I thought I just give my point of view on this, since I do believe we should give these some thought.
On Oct 23, 2004, at 12:18 AM, Russell E Owen wrote:
OK, since I seem to be in a grumpy mood today, here are some examples (probably nothing new here):
- I'll expose my ignorance, but I find the take stuff and fancy
indexing nearly incomprehensible. I've tried to follow the examples (several times--i.e. every time I need to do something fancy), but generally I either flail around until I find something that works, or give up and write a C extension.
I agree, it is very complicated, I always have trouble getting understanding what is going on when I use take and indexing. More documentation may help.
- I'd like to write C/C++ code that would work on multiple array
types. This seems a natural use of C++ templates, but that doesn't seem to be "how it's done". I hate to think how the internal code is managing this without being a horrible sphaghetti of code repeated for each array type.
This is a good point. If you look at examples for implementing something in C, you always see that the code only handles a single data type, usually converting all input to double type. That is not always a good way to write an extension if you want it to be of generic use (e.g. the FFT module does not handle 32 bits floating point well, which is a problem for big arrays). Some support in writing functions that handle multiple data types would be good.
The nd_image package is the closest I've come to finding source code that makes any sense to me in this areay. But it uses so many custom-defined specialized functions that I figured it was just too much work to figure out w/out a manual (and risky to rely on these functions since they are internal to the package).
The internal nd_image C functions are indeed not exported and should not be used to implement extensions. That is going to stay that way since I do not plan to document these, and in any case, exposing such functions is not the purpose of the module.
On the other hand, some of the techniques use may be generally useful. I could try to factor some of the functions and macros out and write something up on the use of these to write extensions that handle multiple data types.
So I gave up and just support the one data type I really need now. Very disappointing.
Yes, it should be easier to do this, I agree. Using C macros as a 'poor man' templating system is in fact not too complicated (although pretty ugly).
Another approach that I have tried to use in nd_image is to provide generic functions that take a python or a C function to implement functionality. For instance to implement an arbitrary filter function in nd_image you only need to implement a function that calculates the filter at one point. You then call a generic filter function that does the heavy lifting of dealing with multiple array types, iterating over the array, dealing with borders and such, applying the function at each array element. The filter function can be in python, but can also be a C function, communicated by a CObject.
Maybe some of these type functions could be provided with the numarray package. This could simplify writing extensions a lot. Would there be interest for a package of such functions? If there is I could think about it a bit more, and propose (and implement) something in the form of an extension.
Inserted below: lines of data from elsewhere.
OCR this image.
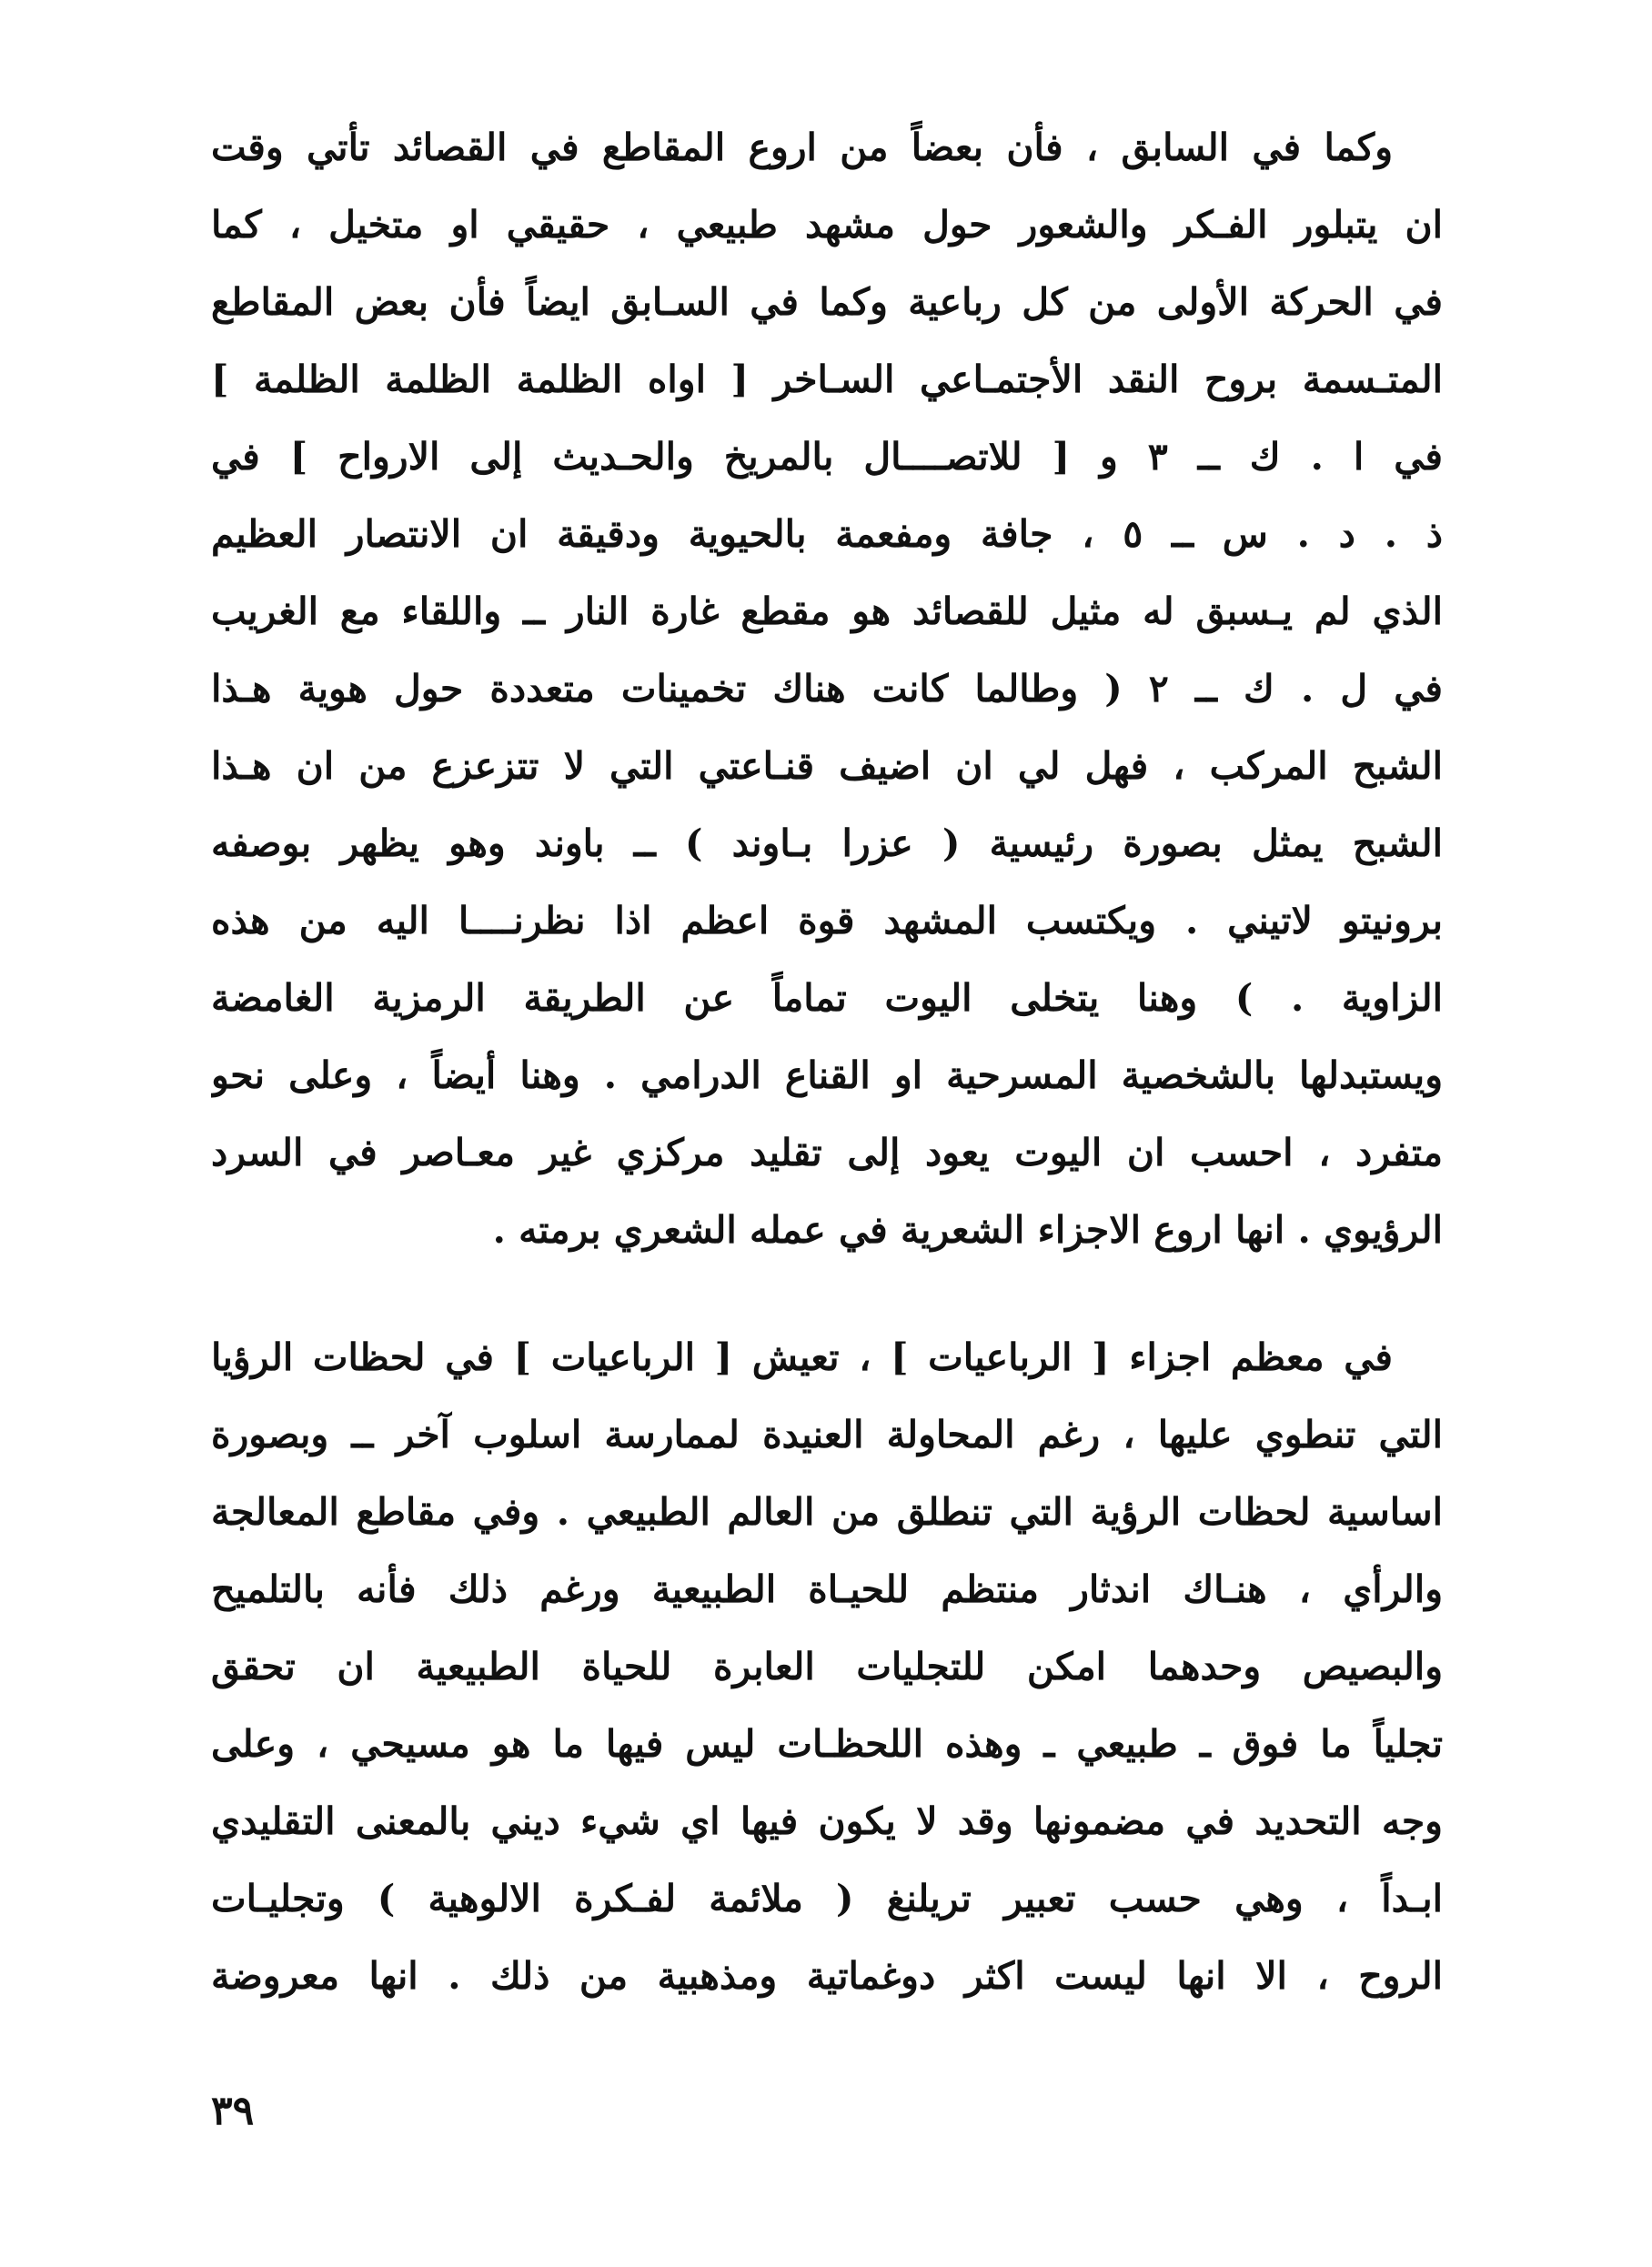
وكما في السابق ، فأن بعضاً من اروع المقاطع في القصائد تأتي وقت
ان يتبلور الفـكر والشعور حول مشهد طبيعي ، حقيقي او متخيل ، كما
في الحركة الأولى من كل رباعية وكما في السـابق ايضاً فأن بعض المقاطع
المتـسمة بروح النقد الأجتمـاعي السـاخر [ اواه الظلمة الظلمة الظلمة ]
في ا . ك ــ ٣ و [ للاتصــــال بالمريخ والحـديث إلى الارواح ] في
ذ . د . س ــ ٥ ، جافة ومفعمة بالحيوية ودقيقة ان الانتصار العظيم
الذي لم يـسبق له مثيل للقصائد هو مقطع غارة النار ــ واللقاء مع الغريب
في ل . ك ــ ٢ ( وطالما كانت هناك تخمينات متعددة حول هوية هـذا
الشبح المركب ، فهل لي ان اضيف قنـاعتي التي لا تتزعزع من ان هـذا
الشبح يمثل بصورة رئيسية ( عزرا بـاوند ) ــ باوند وهو يظهر بوصفه
برونيتو لاتيني . ويكتسب المشهد قوة اعظم اذا نظرنــــا اليه من هذه
الزاوية . ) وهنا يتخلى اليوت تماماً عن الطريقة الرمزية الغامضة
ويستبدلها بالشخصية المسرحية او القناع الدرامي . وهنا أيضاً ، وعلى نحو
متفرد ، احسب ان اليوت يعود إلى تقليد مركزي غير معـاصر في السرد
الرؤيوي . انها اروع الاجزاء الشعرية في عمله الشعري برمته .
في معظم اجزاء [ الرباعيات ] ، تعيش [ الرباعيات ] في لحظات الرؤيا
التي تنطوي عليها ، رغم المحاولة العنيدة لممارسة اسلوب آخر ــ وبصورة
اساسية لحظات الرؤية التي تنطلق من العالم الطبيعي . وفي مقاطع المعالجة
والرأي ، هنـاك اندثار منتظم للحيـاة الطبيعية ورغم ذلك فأنه بالتلميح
والبصيص وحدهما امكن للتجليات العابرة للحياة الطبيعية ان تحقق
تجلياً ما فوق ـ طبيعي ـ وهذه اللحظـات ليس فيها ما هو مسيحي ، وعلى
وجه التحديد في مضمونها وقد لا يكون فيها اي شيء ديني بالمعنى التقليدي
ابـداً ، وهي حسب تعبير تريلنغ ( ملائمة لفـكرة الالوهية ) وتجليـات
الروح ، الا انها ليست اكثر دوغماتية ومذهبية من ذلك . انها معروضة
٣٩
- Important functions are sometimes buried in a non-obvious (to me)
For example: try to find that location at which an array has a minimum value (if there's more than one such point, pick any). You'd think it'd be a standard numarray function, wouldn't you? After all, you can ask for the minimum value. Now try to find it.
Agreed, this bothered me too.
Well, I started out by trying to figure out how to get argmin to do the job. Horrible.
Fortunately I finally found minimum_position buried in nd_image.
It is there because numarray did not provide it... But it is also there because it offers much functionality that would not be appropriate for the main package. It is part of the object measurement functions. A simpler, possibly more efficient routine should maybe be part of the main package.
- Masked arrays are not integrated. Thus a lot of important filtering
and stuff simply cannot be done on masked data without writing custom extensions. For instance I'd like to do a median-filter that ignores masked data (taking the median of non-masked data only).
I agree very much! To be honest, I do not like the ma package much. I don't like the idea of having to use a separate package with a different array type that duplicates the functionality in the main package. I think it would be much better if all functions (where it makes sense) in numarray would accept an optional mask argument. To me it makes more sense to provide the mask with the operation, not as part of the array like in ma (a package like ma could still be layered on top.) I realize it would be a lot of work to make all numarray functions mask aware, but it is something to think about maybe.
- For 2-d images x and y are reversed. I know this isn't going to
change, but it is a headache every time I have to write new image processing code.
This is not really a problem I think, but you have to get used to it. If you treat the last dimension always as X and the first as Y, you have the same layout in memory as is usual in most image processing software. So X corresponds to axis=1 and Y to axis=0. Or use axis=-1 and axis=-2.